Выпрямившись, я увидел, что она плачет. Она плакала беззвучно; из широко раскрытых глаз непрерывно текли слезы, а лицо оставалось неподвижным.
– Ради Бога, Пат…
– Ведь это от счастья, – прошептала она.
Я стоял и смотрел на нее. Она произнесла простые слова. Но никогда еще я их не слыхал. У меня бывали женщины, но встречи с ними всегда были мимолетными – так, легкие приключения, не больше, какая-нибудь безумная вспышка на час, необыкновенный вечер, бегство от самого себя, от отчаяния, от пустоты. Да я и не искал ничего другого, ибо знал, что полагаться можно только на себя самого, в лучшем случае – на товарища. И вдруг я увидел, что могу значить что-то для другого человека и что он счастлив только оттого, что я рядом.
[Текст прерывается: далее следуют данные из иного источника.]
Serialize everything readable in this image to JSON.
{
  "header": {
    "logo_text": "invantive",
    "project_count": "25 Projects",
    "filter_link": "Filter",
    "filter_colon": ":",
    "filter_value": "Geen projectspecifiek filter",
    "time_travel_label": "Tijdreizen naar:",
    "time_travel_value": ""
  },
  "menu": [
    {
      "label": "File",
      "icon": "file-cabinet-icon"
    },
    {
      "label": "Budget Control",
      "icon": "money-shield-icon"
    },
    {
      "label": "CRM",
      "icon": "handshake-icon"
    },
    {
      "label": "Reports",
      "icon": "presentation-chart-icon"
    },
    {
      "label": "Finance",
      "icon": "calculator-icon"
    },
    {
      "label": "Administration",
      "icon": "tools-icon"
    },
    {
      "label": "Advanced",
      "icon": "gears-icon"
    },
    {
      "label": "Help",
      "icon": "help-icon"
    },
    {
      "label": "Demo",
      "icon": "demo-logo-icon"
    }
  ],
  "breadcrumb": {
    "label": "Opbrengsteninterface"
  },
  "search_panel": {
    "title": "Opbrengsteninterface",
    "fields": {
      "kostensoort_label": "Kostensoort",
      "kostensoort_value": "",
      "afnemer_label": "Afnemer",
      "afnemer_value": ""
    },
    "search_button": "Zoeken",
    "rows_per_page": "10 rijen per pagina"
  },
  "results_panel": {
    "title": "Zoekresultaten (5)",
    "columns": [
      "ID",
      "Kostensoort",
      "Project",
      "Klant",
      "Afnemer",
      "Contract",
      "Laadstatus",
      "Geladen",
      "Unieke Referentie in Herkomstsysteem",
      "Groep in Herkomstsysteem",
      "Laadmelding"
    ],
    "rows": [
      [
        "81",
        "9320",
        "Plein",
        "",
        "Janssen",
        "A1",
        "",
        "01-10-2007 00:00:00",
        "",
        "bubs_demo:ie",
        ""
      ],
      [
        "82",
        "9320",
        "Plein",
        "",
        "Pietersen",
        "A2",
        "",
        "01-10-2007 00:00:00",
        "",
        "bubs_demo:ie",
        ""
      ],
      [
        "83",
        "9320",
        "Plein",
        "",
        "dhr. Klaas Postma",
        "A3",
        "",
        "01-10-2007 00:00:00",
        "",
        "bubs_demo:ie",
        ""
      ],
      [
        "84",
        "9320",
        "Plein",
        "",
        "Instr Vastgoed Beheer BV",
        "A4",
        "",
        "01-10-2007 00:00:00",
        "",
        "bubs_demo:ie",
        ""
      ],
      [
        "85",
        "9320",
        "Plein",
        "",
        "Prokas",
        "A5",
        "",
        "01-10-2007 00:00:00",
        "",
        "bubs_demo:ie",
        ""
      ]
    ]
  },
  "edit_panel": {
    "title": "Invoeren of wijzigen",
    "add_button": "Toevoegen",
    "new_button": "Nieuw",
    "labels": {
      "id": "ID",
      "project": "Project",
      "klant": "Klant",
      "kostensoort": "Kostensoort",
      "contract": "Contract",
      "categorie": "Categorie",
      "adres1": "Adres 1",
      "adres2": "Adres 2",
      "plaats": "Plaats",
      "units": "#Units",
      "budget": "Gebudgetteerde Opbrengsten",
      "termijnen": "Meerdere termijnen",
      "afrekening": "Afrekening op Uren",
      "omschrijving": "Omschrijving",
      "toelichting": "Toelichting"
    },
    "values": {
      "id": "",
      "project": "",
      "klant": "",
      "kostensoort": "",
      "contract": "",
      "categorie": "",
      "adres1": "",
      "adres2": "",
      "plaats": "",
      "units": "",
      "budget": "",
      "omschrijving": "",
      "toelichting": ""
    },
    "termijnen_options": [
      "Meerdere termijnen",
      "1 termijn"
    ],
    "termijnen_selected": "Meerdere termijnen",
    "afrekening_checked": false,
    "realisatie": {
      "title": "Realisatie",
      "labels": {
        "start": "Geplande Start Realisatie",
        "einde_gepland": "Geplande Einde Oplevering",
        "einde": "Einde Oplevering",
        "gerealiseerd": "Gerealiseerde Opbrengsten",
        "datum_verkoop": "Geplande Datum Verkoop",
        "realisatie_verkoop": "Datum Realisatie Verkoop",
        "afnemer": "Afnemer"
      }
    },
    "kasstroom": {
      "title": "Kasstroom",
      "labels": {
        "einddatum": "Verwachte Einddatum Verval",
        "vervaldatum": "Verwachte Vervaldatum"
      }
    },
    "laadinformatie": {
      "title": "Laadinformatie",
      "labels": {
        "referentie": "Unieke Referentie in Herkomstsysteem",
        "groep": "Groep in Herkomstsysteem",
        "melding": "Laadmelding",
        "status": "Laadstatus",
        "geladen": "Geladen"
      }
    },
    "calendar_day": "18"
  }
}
Сами по себе такие слова звучат простовато, но когда вдумаешься в них, начинаешь понимать, что за ними целая бесконечность. И тогда это может поднять настоящую бурю в душе человека и совершенно преобразить его. Это любовь и в то же время что-то совсем другое. Что-то такое, ради чего стоит жить. Мужчина не может жить для любви. Но жить для другого человека он может.
Мне хотелось сказать ей что-нибудь, но я не мог ничего сказать. Трудно для этого подобрать слова. И даже если нужные слова приходят, то как-то стыдно произнести их вслух. Ведь все эти слова принадлежат прошлым столетиям. Наше время еще не нашло слов для выражения своих чувств. По-настоящему оно умеет быть только развязным, а все остальное – подделка.
– Пат, – сказал я, – храбрый дружище…
В эту минуту вошел Жаффе. Он сразу понял все.
– Успехи великолепны, куда там! – заворчал он. – Так я и думал.
Я хотел ему возразить, но он решительно выставил меня вон.
XVII
Недели через две Пат окрепла настолько, что мы могли пуститься в обратный путь. Упаковав чемоданы, мы стали ждать Готфрида Ленца. Он должен был отогнать машину назад. Мы с Пат собирались поехать поездом.
День был теплый, как парное молоко. В небе недвижно висели ватные облака, горячий воздух томился над дюнами, море плавилось, как свинец, в светлой мерцающей дымке.
Готфрид явился после обеда. Еще издалека я завидел его соломенную шевелюру над планками заборов. И только когда он свернул в тупик, ведущий к вилле фройляйн Мюллер, я заметил, что он был не один; рядом с ним красовалось что-то вроде манекена автогонщика в миниатюре: огромная клетчатая кепка, надетая козырьком назад, массивные защитные очки, белый комбинезон и громадные, отливающие рубином уши.
– Господи, да ведь это Юпп! – ахнул я.
– Собственной персоной, господин Локамп! – ухмыльнулся Юпп.